Existe un tercer motivo por el que la guerra de Irak es también negativa desde el punto de vista económico para Estados Unidos. No sólo este país se ha gastado ya mucho dinero en ella -12.000 millones de dólares mensuales, y suma y sigue-, sino que queda aún mucho por pagar, como los gastos de compensación y asistencia sanitaria al 40% de veteranos que vuelve con algún tipo de discapacidad, en numerosos casos muy grave.
Además, esta guerra se ha financiado de manera distinta a cualquier otra guerra de la historia de Estados Unidos y, tal vez, de la historia reciente de cualquier país. Lo normal es que los países pidan un sacrificio común, del mismo modo que piden a sus jóvenes, hombres y mujeres, que arriesguen sus vidas. Se suben los impuestos y se produce un debate sobre qué parte de la carga hay que pasar a las generaciones futuras. Pero en esta guerra no ha habido esa discusión.

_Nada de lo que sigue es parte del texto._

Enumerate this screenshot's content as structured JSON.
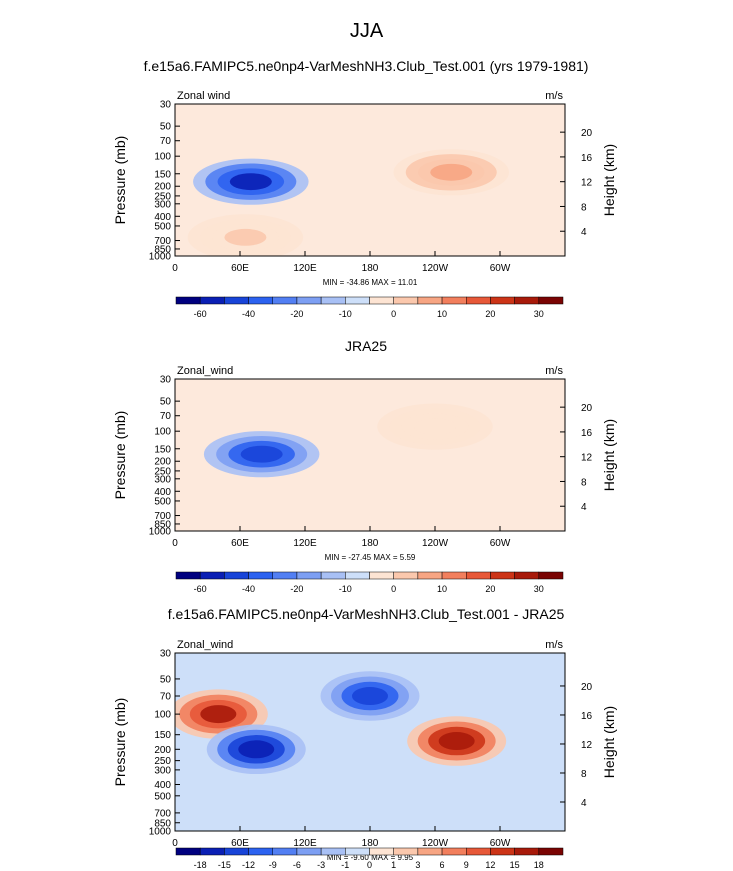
{
  "figure": {
    "title": "JJA"
  },
  "chart_data": [
    {
      "type": "heatmap",
      "title": "f.e15a6.FAMIPC5.ne0np4-VarMeshNH3.Club_Test.001 (yrs 1979-1981)",
      "left_label": "Zonal wind",
      "right_label": "m/s",
      "xlabel": "",
      "ylabel": "Pressure (mb)",
      "ylabel_right": "Height (km)",
      "x_ticks": [
        "0",
        "60E",
        "120E",
        "180",
        "120W",
        "60W"
      ],
      "y_ticks": [
        "30",
        "50",
        "70",
        "100",
        "150",
        "200",
        "250",
        "300",
        "400",
        "500",
        "700",
        "850",
        "1000"
      ],
      "height_ticks": [
        "20",
        "16",
        "12",
        "8",
        "4"
      ],
      "min_max_text": "MIN = -34.86   MAX =  11.01",
      "colorbar_labels": [
        "-60",
        "-40",
        "-20",
        "-10",
        "0",
        "10",
        "20",
        "30"
      ],
      "features": [
        {
          "lon": 70,
          "p": 180,
          "value": -30
        },
        {
          "lon": 255,
          "p": 145,
          "value": 10
        },
        {
          "lon": 65,
          "p": 650,
          "value": 5
        }
      ]
    },
    {
      "type": "heatmap",
      "title": "JRA25",
      "left_label": "Zonal_wind",
      "right_label": "m/s",
      "xlabel": "",
      "ylabel": "Pressure (mb)",
      "ylabel_right": "Height (km)",
      "x_ticks": [
        "0",
        "60E",
        "120E",
        "180",
        "120W",
        "60W"
      ],
      "y_ticks": [
        "30",
        "50",
        "70",
        "100",
        "150",
        "200",
        "250",
        "300",
        "400",
        "500",
        "700",
        "850",
        "1000"
      ],
      "height_ticks": [
        "20",
        "16",
        "12",
        "8",
        "4"
      ],
      "min_max_text": "MIN = -27.45   MAX =   5.59",
      "colorbar_labels": [
        "-60",
        "-40",
        "-20",
        "-10",
        "0",
        "10",
        "20",
        "30"
      ],
      "features": [
        {
          "lon": 80,
          "p": 170,
          "value": -25
        },
        {
          "lon": 240,
          "p": 90,
          "value": 4
        }
      ]
    },
    {
      "type": "heatmap",
      "title": "f.e15a6.FAMIPC5.ne0np4-VarMeshNH3.Club_Test.001 - JRA25",
      "left_label": "Zonal_wind",
      "right_label": "m/s",
      "xlabel": "",
      "ylabel": "Pressure (mb)",
      "ylabel_right": "Height (km)",
      "x_ticks": [
        "0",
        "60E",
        "120E",
        "180",
        "120W",
        "60W"
      ],
      "y_ticks": [
        "30",
        "50",
        "70",
        "100",
        "150",
        "200",
        "250",
        "300",
        "400",
        "500",
        "700",
        "850",
        "1000"
      ],
      "height_ticks": [
        "20",
        "16",
        "12",
        "8",
        "4"
      ],
      "min_max_text": "MIN =  -9.60   MAX =   9.95",
      "colorbar_labels": [
        "-18",
        "-15",
        "-12",
        "-9",
        "-6",
        "-3",
        "-1",
        "0",
        "1",
        "3",
        "6",
        "9",
        "12",
        "15",
        "18"
      ],
      "features": [
        {
          "lon": 260,
          "p": 170,
          "value": 9
        },
        {
          "lon": 40,
          "p": 100,
          "value": 8
        },
        {
          "lon": 75,
          "p": 200,
          "value": -9
        },
        {
          "lon": 180,
          "p": 70,
          "value": -8
        }
      ]
    }
  ],
  "colors": {
    "scale": [
      "#00007f",
      "#0a1fb4",
      "#1844d8",
      "#2c62f0",
      "#527ff3",
      "#7d9ff3",
      "#a8c0f5",
      "#cddff9",
      "#fde4d3",
      "#fbc8ad",
      "#f7a583",
      "#f27f5d",
      "#e75838",
      "#cc3417",
      "#a81a0a",
      "#7a0403"
    ],
    "neutral": "#fde9dc"
  }
}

Cuando Estados Unidos la inició había un déficit. Sin embargo, cosa extraordinaria, Bush pidió y obtuvo un insensato recorte fiscal para los ricos. Eso significa que cada dólar que se ha gastado en la guerra se ha pedido prestado.

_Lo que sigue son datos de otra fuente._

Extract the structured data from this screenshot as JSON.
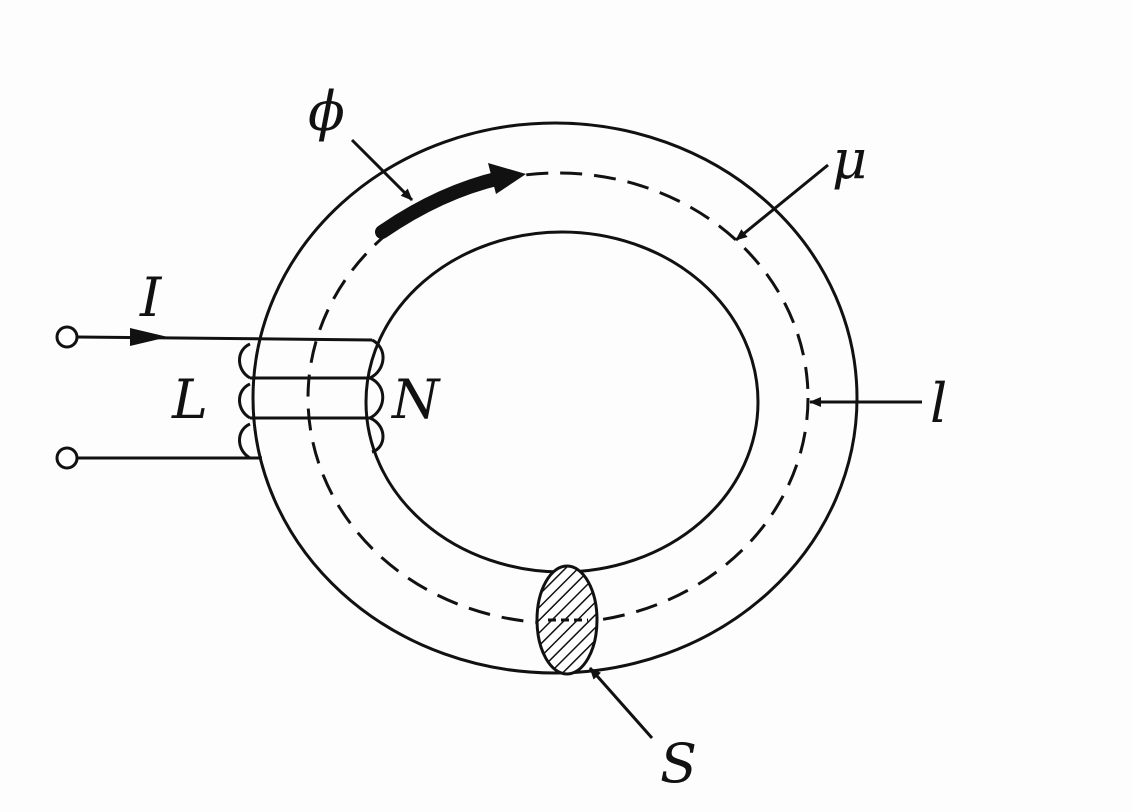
{
  "labels": {
    "flux": "ϕ",
    "permeability": "μ",
    "current": "I",
    "inductance": "L",
    "turns": "N",
    "path_length": "l",
    "cross_section": "S"
  },
  "colors": {
    "ink": "#111111",
    "background": "#fdfdfd"
  }
}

Por primera vez desde la Guerra de Independencia de Estados Unidos, hace dos siglos, el país ha tenido que recurrir a acreedores extranjeros, porque las familias estadounidenses no han ahorrado nada. Las cifras son difíciles de creer. La deuda nacional ha aumentado un 50% en ocho años, y casi un billón de dólares de ese aumento es debido a la aventura bélica iraquí; una cantidad que seguramente se incrementará a más del doble en los próximos 10 años.
¿Quién iba a pensar que una Administración podía hacer tanto daño en tan poco tiempo? Estados Unidos y el mundo seguirán pagando las consecuencias durante decenios.